Anyway, you can't be a 22 year-old evangelical Christian who has a Facebook without having heard the buzz about Francis Chan's new book, Erasing Hell (written with Preston Sprinkle). How many of my Facebook friends posted this youtube video in May and June? I don't know, but I know the answer is along the lines of several.
http://www.youtube.com/watch?v=xkxOelCjMFU
Now, I read the book (it ended up getting released last month instead of July 5th). As should surprise absolutely nobody, they conclude that Hell is...a place of eternal torment! Yes. But despite the fact that I disagree with their position, I actually think the book is a worthy read for other reasons.
Firstly, I should emphasize that I do not recommend the book for its biblical case for eternal torment. Not only did they not convince me, they barely gave me as much as a second thought (a single footnote about Matthew 25:46 looked like something worth looking up...then I did and it was no big deal). In the 100 pages or so devoted to exegesis, they don't say anything new. If you're looking for a good traditionalist book to prove eternal torment...there are none. However, there are plenty that are better than this. If you're looking for a good biblical case for traditionalism, and you already have a book about Hell on your shelf somewhere, you don't need to spend another $12 to get this one. It's the same passages used in every other book, article, webpage, and free pamphlet about Hell and how it's a place of eternal torment. As far as biblical exegesis goes, there was really no reason for this book to even be written. Any book on Hell (like Robert Peterson's Hell on Trial, Robert Morey's Death and the Afterlife, or Hell Under Fire by Zondervan publishing) would make the same arguments from the same verses, and they would probably do it in much greater depth.

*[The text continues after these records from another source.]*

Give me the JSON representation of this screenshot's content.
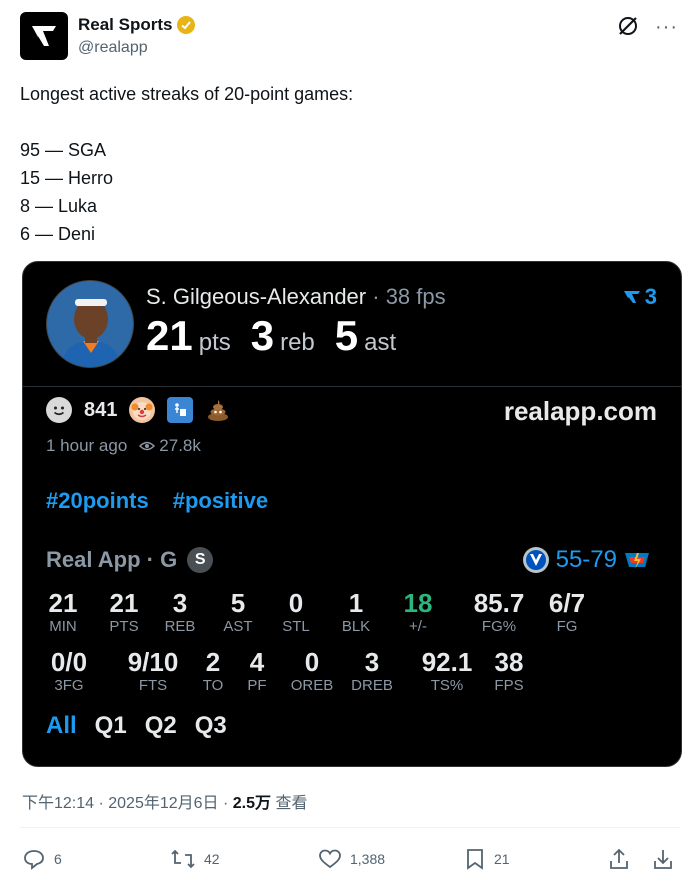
{
  "account": {
    "name": "Real Sports",
    "handle": "@realapp"
  },
  "tweet": {
    "text": "Longest active streaks of 20-point games:\n\n95 — SGA\n15 — Herro\n8 — Luka\n6 — Deni"
  },
  "card": {
    "player_name": "S. Gilgeous-Alexander",
    "player_meta": "· 38 fps",
    "stats": [
      {
        "value": "21",
        "unit": "pts"
      },
      {
        "value": "3",
        "unit": "reb"
      },
      {
        "value": "5",
        "unit": "ast"
      }
    ],
    "badge_count": "3",
    "reaction_count": "841",
    "site": "realapp.com",
    "time_ago": "1 hour ago",
    "views": "27.8k",
    "hashtags": [
      "#20points",
      "#positive"
    ],
    "source": "Real App · G",
    "source_badge": "S",
    "score": "55-79",
    "box_row1": [
      {
        "value": "21",
        "label": "MIN"
      },
      {
        "value": "21",
        "label": "PTS"
      },
      {
        "value": "3",
        "label": "REB"
      },
      {
        "value": "5",
        "label": "AST"
      },
      {
        "value": "0",
        "label": "STL"
      },
      {
        "value": "1",
        "label": "BLK"
      },
      {
        "value": "18",
        "label": "+/-"
      },
      {
        "value": "85.7",
        "label": "FG%"
      },
      {
        "value": "6/7",
        "label": "FG"
      }
    ],
    "box_row2": [
      {
        "value": "0/0",
        "label": "3FG"
      },
      {
        "value": "9/10",
        "label": "FTS"
      },
      {
        "value": "2",
        "label": "TO"
      },
      {
        "value": "4",
        "label": "PF"
      },
      {
        "value": "0",
        "label": "OREB"
      },
      {
        "value": "3",
        "label": "DREB"
      },
      {
        "value": "92.1",
        "label": "TS%"
      },
      {
        "value": "38",
        "label": "FPS"
      }
    ],
    "quarters": [
      "All",
      "Q1",
      "Q2",
      "Q3"
    ],
    "colors": {
      "accent": "#1d9bf0",
      "positive": "#2cb67d"
    }
  },
  "timestamp": {
    "text": "下午12:14 · 2025年12月6日 · ",
    "views": "2.5万",
    "views_label": " 查看"
  },
  "actions": {
    "replies": "6",
    "reposts": "42",
    "likes": "1,388",
    "bookmarks": "21"
  },
  "icons": [
    "verified-badge-icon",
    "grok-icon",
    "more-icon",
    "reply-icon",
    "repost-icon",
    "like-icon",
    "bookmark-icon",
    "share-icon",
    "download-icon"
  ]
}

WHY DO I RECOMMEND IT THEN?
Despite my disagreement with Chan and Sprinkle regarding their overall conclusions about Hell, how they go about it is a good example of the attitude that we as believers must take with the scriptures, and ultimately, with a perfect God who's ways do not always line up perfectly with what we might think is best.
First of all, Chan begins the study with this: “Don’t believe something just because you want to, and don’t embrace an idea just because you’ve always believed it. Believe what is biblical. Test all assumptions against the precious words that God gave us in the Bible”(115). If we took that attitude of humility and openness to God's teachings, then we might find the truth of God revealing itself to us like never before.
In the book, especially in the beginning and in the last 1/3 or so, we are repeatedly reminded that God is the one who is perfect in every way, and we are not. We are the creation; God is the creator who is bound and limited only by righteousness and His own nature, which are one in the same. The attitude taken throughout this book about God's relation to man is best summed up by Isaiah 55:8-9, which is quoted in the book:
"For my thoughts are not your thoughts,
neither are your ways my ways, declares the LORD.
For as the heavens are higher than the earth,
so are my ways higher than your ways
and my thoughts than your thoughts" (ESV).
Along these lines, Chan and Sprinkle make some important insights. As is brought up in the video, there are all kinds of examples of God doing things that we wouldn't do were we God. They bring up a string of examples, and I think that this is important. It helps us to remember that, to varying extents, we are used to this already. At some point we have all had to submit to the truth of God, even when it was against what we thought was right. Having grown up outside of the church, this was more the rule than the exception for me when I first came to know Jesus, especially for the time that I too was a traditionalist.
Ya know, Islam may be the religion whose name means "submission," but as followers of the living God, as those who confess our sinfullness and imperfection in light of His perfection, we as Christians are the ones for whom submission is the part of everything we do. Accepting God's judgment of the lost is simply one more part of that.That is the central theme of the book. God is our creator and master of all. We must submit to Him in all things and in all ways, and we do so not just because of His power, but because, unlike us, there is no evil in Him (Psalm 92:15). And yet it is hard, and it is not natural. As Chan asks while observing some of what God has done throughout time, "Could you love a God like this?" (137).And yet, he also reminds us: "Ultimately, thoughts of God should lead to joy, because those same thoughts designed the cross - the place where righteousness and wrath kiss" (136). Those of us who have been redeemed can indeed love a God like that.
Chan and Sprinkle are wrong about what Hell, but they are not wrong about how to approach God in finding the truth about Hell or anything else, and that matters so much more. Do not read Erasing Hell because you think it will accurately tell you what the Bible teaches about Hell. I thought about writing a point-by-point rebuttal of their case for eternal torment, but then I realized that I already had, and it's called "The Bible Teaches Annihilationism." Do read Erasing Hell because it's a convicting reminder of what it means to follow God.
Works Cited
Chan, Francis and Preston Sprinkle. Erasing Hell: What God Said About Eternity, and the Things We Made Up. Colorado Springs, CO: David C. Cook, 2011. Print.